Run build_aggregate_dependencies.py
- This produces the called by, calling graphs, unique microservices, and numer of traces each microservice appears in for all the data files.
- This takes around 30 minutes to run on CloudLab.
Then, run aggregate_dependency_analysis.py
- This produces called by, calling distributions, summary statistics such as the sparsity ratio, connected component sizes, and more building off the output of above.
- This takes around 4 minutes to run on CloudLab.
Then, run trace_contiguity_analysis.py
- This produces the files on which each trace occurs as well as some information about the (lack of) contiguity of traces in the dataset.
- This takes around 10 minutes to run on CloudLab.
Then, run trace_analysis.py
- This produces statistics on errors in the trace files that were collected by above file.
- This takes 15 minutes to run on CloudLab.
Then, run trace_plots.py
- This produces plots using some of collected statistics from above.
- This takes around 3 minutes to run on CloudLab.
Run get_nice_traces.py x to get x instances of nice traces (RPC IDs are unique). May have other issues.
Run sample_error_traces.py x to get x instances of traces with not unique RPC IDs, x traces missing 1 microservice ID, and x traces missing 2 microservice IDs.
Then, run even_more_trace_analysis.py
- This produces statistics on errors in the trace files that were collected by above file.
- This takes 15 minutes to run on CloudLab.

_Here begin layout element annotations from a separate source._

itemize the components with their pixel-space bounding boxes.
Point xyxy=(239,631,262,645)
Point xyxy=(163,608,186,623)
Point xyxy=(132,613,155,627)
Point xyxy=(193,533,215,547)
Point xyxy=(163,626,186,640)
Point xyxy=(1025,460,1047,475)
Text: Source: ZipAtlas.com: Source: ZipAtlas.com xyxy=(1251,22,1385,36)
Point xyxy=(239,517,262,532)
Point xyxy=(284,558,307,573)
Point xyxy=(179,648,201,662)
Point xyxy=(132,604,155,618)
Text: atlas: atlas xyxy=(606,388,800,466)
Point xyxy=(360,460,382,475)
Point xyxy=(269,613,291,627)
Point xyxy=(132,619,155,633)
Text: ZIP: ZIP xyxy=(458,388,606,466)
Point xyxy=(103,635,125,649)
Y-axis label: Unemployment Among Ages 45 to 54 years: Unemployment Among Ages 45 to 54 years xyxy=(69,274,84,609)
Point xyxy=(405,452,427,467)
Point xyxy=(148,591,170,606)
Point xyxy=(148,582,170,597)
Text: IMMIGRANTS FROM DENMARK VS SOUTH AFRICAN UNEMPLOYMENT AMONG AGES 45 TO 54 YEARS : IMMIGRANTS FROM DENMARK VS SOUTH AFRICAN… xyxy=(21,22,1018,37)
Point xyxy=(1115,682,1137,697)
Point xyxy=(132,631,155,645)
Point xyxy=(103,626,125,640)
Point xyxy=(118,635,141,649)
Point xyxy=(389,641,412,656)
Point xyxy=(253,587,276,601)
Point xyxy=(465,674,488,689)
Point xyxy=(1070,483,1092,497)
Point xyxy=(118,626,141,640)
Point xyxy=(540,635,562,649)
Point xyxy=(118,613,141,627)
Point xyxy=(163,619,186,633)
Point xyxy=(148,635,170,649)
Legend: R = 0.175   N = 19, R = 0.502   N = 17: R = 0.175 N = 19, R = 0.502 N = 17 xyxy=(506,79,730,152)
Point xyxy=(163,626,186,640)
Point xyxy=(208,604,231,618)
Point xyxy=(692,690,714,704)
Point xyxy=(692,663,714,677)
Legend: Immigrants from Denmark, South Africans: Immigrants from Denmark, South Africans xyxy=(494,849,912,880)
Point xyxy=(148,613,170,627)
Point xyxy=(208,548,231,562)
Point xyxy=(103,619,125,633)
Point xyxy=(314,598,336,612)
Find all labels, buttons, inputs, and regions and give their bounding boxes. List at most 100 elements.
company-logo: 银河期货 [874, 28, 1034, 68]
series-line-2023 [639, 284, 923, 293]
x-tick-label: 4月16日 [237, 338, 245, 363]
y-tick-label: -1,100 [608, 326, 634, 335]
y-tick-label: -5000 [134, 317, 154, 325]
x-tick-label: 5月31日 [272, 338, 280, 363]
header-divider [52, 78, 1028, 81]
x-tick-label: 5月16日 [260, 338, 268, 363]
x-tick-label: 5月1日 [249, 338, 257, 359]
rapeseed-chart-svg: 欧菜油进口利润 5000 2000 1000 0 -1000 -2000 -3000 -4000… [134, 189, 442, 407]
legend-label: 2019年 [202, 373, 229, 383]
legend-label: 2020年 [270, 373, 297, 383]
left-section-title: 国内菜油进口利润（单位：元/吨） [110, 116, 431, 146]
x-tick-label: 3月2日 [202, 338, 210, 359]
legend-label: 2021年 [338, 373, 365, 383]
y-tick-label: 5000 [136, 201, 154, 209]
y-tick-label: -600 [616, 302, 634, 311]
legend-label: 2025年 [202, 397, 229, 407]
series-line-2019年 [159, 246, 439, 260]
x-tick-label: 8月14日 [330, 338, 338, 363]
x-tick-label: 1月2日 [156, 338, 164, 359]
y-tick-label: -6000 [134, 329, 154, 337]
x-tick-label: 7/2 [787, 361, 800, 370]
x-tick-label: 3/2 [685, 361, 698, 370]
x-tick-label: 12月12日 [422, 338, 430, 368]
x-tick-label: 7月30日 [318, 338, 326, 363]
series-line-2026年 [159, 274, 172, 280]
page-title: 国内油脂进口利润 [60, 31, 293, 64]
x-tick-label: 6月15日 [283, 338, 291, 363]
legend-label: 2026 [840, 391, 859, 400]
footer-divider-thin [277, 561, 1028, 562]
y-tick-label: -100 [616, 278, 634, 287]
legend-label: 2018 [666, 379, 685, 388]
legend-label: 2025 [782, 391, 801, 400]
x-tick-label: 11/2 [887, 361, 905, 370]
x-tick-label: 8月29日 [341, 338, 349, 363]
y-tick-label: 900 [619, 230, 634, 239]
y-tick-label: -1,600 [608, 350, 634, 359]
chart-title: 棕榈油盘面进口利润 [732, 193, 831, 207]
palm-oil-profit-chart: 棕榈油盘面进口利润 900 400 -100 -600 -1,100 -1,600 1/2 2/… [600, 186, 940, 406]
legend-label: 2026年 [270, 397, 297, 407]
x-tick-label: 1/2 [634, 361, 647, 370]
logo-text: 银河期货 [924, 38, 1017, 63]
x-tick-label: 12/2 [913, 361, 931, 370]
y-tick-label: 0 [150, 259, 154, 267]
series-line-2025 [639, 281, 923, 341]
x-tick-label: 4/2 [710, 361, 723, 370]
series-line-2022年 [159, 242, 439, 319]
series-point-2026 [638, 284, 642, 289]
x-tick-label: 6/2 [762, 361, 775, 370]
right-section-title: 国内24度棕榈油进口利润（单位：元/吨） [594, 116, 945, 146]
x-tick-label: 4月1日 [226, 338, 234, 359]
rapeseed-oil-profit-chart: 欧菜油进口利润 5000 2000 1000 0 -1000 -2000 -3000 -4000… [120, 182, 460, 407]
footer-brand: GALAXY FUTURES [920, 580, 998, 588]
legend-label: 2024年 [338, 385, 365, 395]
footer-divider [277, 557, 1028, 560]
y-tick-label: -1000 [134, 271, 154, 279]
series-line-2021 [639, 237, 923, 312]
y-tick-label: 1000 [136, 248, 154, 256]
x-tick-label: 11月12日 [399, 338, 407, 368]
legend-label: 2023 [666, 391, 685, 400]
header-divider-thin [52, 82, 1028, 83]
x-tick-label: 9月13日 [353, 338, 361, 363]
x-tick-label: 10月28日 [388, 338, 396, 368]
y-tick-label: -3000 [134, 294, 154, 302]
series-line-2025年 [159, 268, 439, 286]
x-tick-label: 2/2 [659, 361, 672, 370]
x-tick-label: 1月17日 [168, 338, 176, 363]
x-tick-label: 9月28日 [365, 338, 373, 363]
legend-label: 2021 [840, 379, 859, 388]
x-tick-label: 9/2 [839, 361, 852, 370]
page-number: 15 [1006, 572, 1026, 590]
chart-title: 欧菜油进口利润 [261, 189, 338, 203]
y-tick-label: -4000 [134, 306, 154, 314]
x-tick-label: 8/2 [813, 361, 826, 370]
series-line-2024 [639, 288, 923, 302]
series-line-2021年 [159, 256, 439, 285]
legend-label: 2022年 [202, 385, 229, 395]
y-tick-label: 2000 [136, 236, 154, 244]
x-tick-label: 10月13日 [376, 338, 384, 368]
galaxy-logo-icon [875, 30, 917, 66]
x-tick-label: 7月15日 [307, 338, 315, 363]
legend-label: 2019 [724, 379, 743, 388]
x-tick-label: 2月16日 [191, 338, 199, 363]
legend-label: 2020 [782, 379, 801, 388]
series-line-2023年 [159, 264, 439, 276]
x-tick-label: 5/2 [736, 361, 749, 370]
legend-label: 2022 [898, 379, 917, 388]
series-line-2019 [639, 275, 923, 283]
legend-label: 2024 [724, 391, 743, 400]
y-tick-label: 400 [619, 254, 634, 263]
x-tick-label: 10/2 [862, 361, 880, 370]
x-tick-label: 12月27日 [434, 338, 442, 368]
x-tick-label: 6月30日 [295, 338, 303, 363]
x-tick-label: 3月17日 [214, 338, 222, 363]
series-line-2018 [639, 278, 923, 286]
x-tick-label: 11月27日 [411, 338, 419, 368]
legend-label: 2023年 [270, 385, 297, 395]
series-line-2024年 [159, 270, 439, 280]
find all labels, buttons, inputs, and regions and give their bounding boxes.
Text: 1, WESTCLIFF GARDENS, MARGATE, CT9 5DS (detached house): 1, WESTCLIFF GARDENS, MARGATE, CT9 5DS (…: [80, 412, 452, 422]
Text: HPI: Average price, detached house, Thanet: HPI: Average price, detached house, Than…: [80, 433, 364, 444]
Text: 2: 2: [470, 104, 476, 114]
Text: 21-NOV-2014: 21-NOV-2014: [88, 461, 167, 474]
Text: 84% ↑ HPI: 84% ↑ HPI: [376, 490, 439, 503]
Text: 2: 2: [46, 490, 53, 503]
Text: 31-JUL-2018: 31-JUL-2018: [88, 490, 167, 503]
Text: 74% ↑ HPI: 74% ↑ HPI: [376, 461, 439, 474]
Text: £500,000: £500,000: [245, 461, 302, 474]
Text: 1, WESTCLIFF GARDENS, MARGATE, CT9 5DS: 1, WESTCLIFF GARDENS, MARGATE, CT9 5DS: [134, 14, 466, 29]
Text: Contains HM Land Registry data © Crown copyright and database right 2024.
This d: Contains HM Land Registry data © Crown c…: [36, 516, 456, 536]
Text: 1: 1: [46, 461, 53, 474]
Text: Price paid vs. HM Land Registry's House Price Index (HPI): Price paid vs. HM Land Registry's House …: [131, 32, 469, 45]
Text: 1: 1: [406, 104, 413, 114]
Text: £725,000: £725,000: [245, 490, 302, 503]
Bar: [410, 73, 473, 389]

Graph Embedding & Eigenvectors

Run analyze_graphs.py to obtain eigenvectors of each root services, depending on the call graph structures rooted from that microservice. The results would be stored in a single json file name %{file_num}_pkl_fils_pca.json under results/embeddings/, where %{file_num} is the number of okl files processed in the program.
Then run pca_plots.py, which plots a series of images for each microservice, under results/embeddings, as well as one figure putting all eigenvectors of all root microservices altogether.

Results files:

Generally, .pkl files have some objects we construct in an expensive job (e.g. aggregate dependency graphs).
.png are plots.
.txt hold statistic results (check errors/ subdirectory for those specifically pertaining to oddities in the data).

Utilities files:

misc.py, collect_traces.py and build_call_graph.py are all modules with a variety of utilities used by other files.